The aim of this article is to inform readers about a recent finding by Advachem SA. Dr Georges Francis presented a paper on this subject at the European Wood Based Panels Symposium in Hamburg in October, 2018, which he explains here. The title of the paper was: A novel additive for wood based panels which can play the roles of flame retardant, formaldehyde catcher and hardener.

Advachem is located in Hautrage, in Belgium, 70km from Brussels and 240km from Paris. This strategic position of the factory, close to the highway between Brussels and Paris enables Advachem to reach a 700km range, and more, to export its chemical production.

The company’s main market is, of course, Belgium, but it also serves Luxembourg, the northern half of France, the western part of Germany and the Netherlands.

Advachem employs 42 people and is involved in the glue sector for wood based panels.
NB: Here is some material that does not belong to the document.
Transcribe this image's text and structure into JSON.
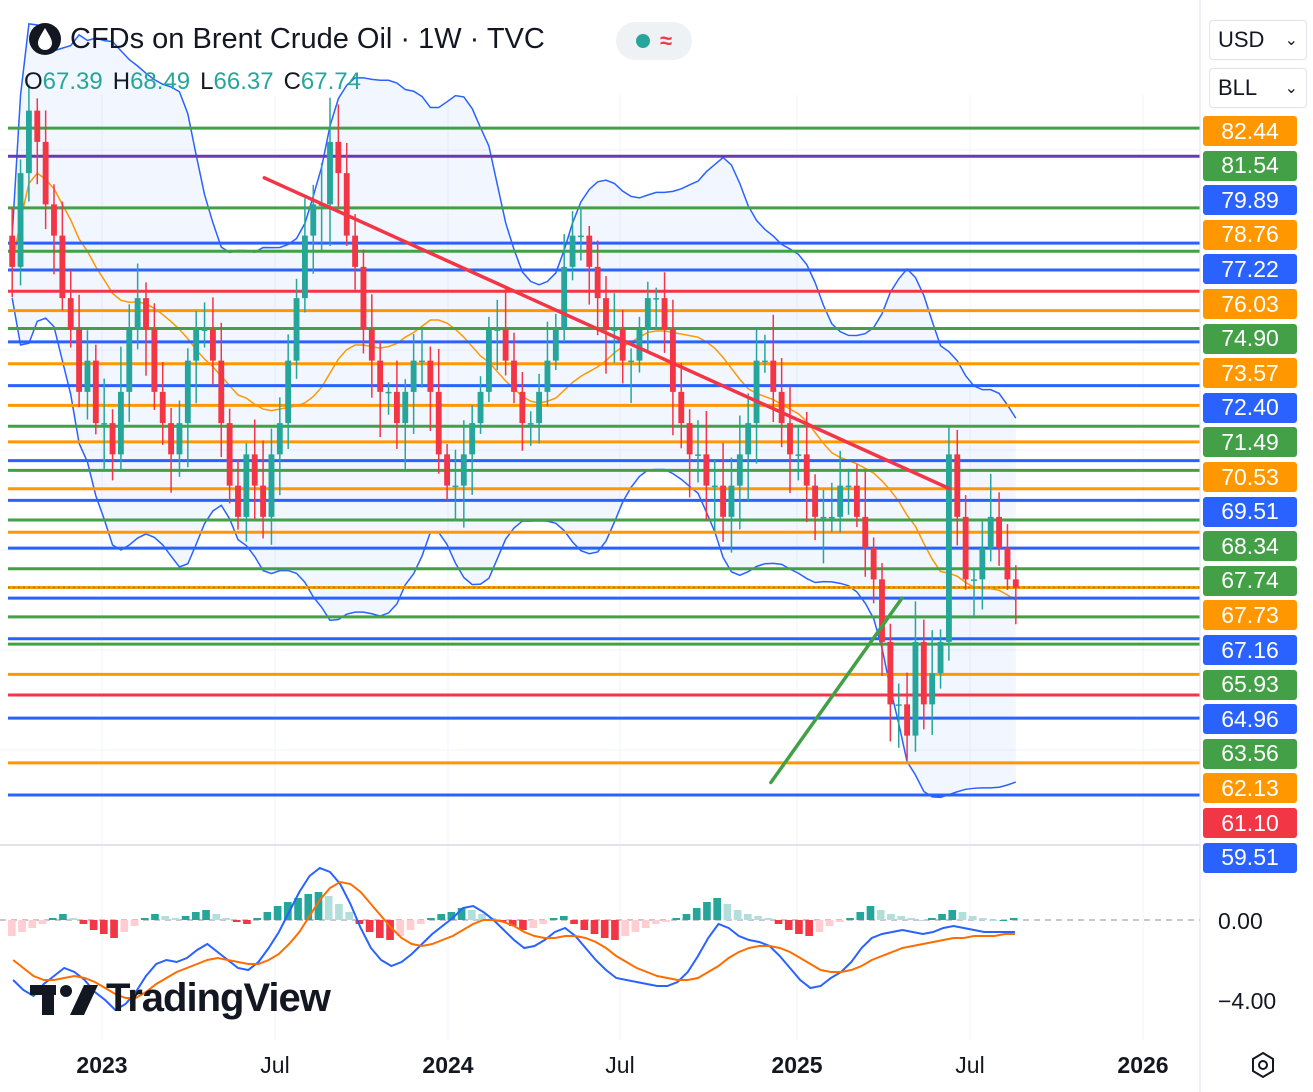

Production capacity is 240,000 metric tons of formaldehyde-based resins and 130,000 metric tons of urea formaldehyde concentrate (UFC), produced by three units for continuous production.

The range of resins includes more than 20 glues: UF and MUF for F4*; CARB2; EPF-S for E1 MDF and particleboard panels, both standard and moisture-resistant.

The company’s R&D and technical assistance services’ activities have always occupied a major place at Advachem. Indeed, Advachem is always researching innovations that can meet the real needs of its customers. For example, it provides advice concerning glue mixtures and additives and it proposes workable solutions to any problem a customer may come up with.


Most of the wood based panels produced in Europe are agglomerated with aminoplast binders, which remain – by far – the best compromise in cost/performance and ease of use for such applications.

These binders are thermo-setting resins obtained by controlled poly-condensation of formaldehyde, urea and, possibly, melamine. The commercial presentation of these products is a pre-condensate, or a pre-polymer, in an aqueous phase of welldefined specifications.

The final condensation is achieved completely during the cooking of the panel in the press, by the action of the temperature and, generally, the acidification additive, which is the hardener.

A major consumer of these panels is the furniture and interior products sector.

Successive revisions to building and construction codes of practice have increased the requirements for materials to meet specifications with respect to low formaldehyde emission; and to high resistance to spread of flame.

For example, the new US formaldehyde rules are now in effect in all its states and the limit is CARB2, whereas in Europe, we have E1- E0.5 and E0.33.

It was evident, therefore, that the panel products industry was faced with increasing demand for flame retardant panels, with low formaldehyde emission, simultaneously.

However, the ability of the industry to respond effectively to this increasing demand was hampered by the limitations of the availability of adequate additives.

It was thus clearly urgent to propose new additives to meet these needs.

A new additive for panels

The aim of this paper is to inform on a recent finding of Advachem concerning a new additive which imparts both fire resistance and low formaldehyde emissions to panel products.

In developing this additive, the following issues were considered to be important:

  • The product should be available in an aqueous-based reagent system
  • The pH of the product should be slowly acidic to near-neutral
  • The product should be capable of tolerating high platen temperatures
  • The required resin addition level should be normal, not higher
  • The product should be able to give the panel Class B-S2-d0 as a fire retardant
  • The product should be able to provide the panel with low formaldehyde emission, meeting E0.5 and CARB2 standards
  • The product should be considerably “userfriendly”, with ease of handling.

The new additive is marketed under the name “Advachem CF01”.

Flame retardant panels were tested according to the method called SBI (Single Burning Item test). It is a completely new method for fire testing on a medium scale and has been developed through the work of a group of representatives from fire regulators in all CEN countries.

The idea is to simulate the effect of a burning wastepaper basket in the corner of a room. The building product has to be tested 1.5m off the floor, mounted in a corner, and exposed to flames from a triangular gas burner.

The test equipment, meanwhile, is enclosed in a small room with an exhaust system. Heat and smoke (S) production are measured continuously. Burning (B) droplets (D) and flame spread are observed.


This additive appears to offer a number of advantages to the panel products industry. The fact that it can be applied in an aqueous state, and has a pH near neutral, means that it can be handled and used in relative safety.

The product can impart good resistance to flame – and a very low formaldehyde emission level – to panel products. Furthermore, the physical properties of the panels are not compromised.

Perhaps most importantly, our additive is capable of tolerating high platen temperatures, such that significant productivity improvements can be realised.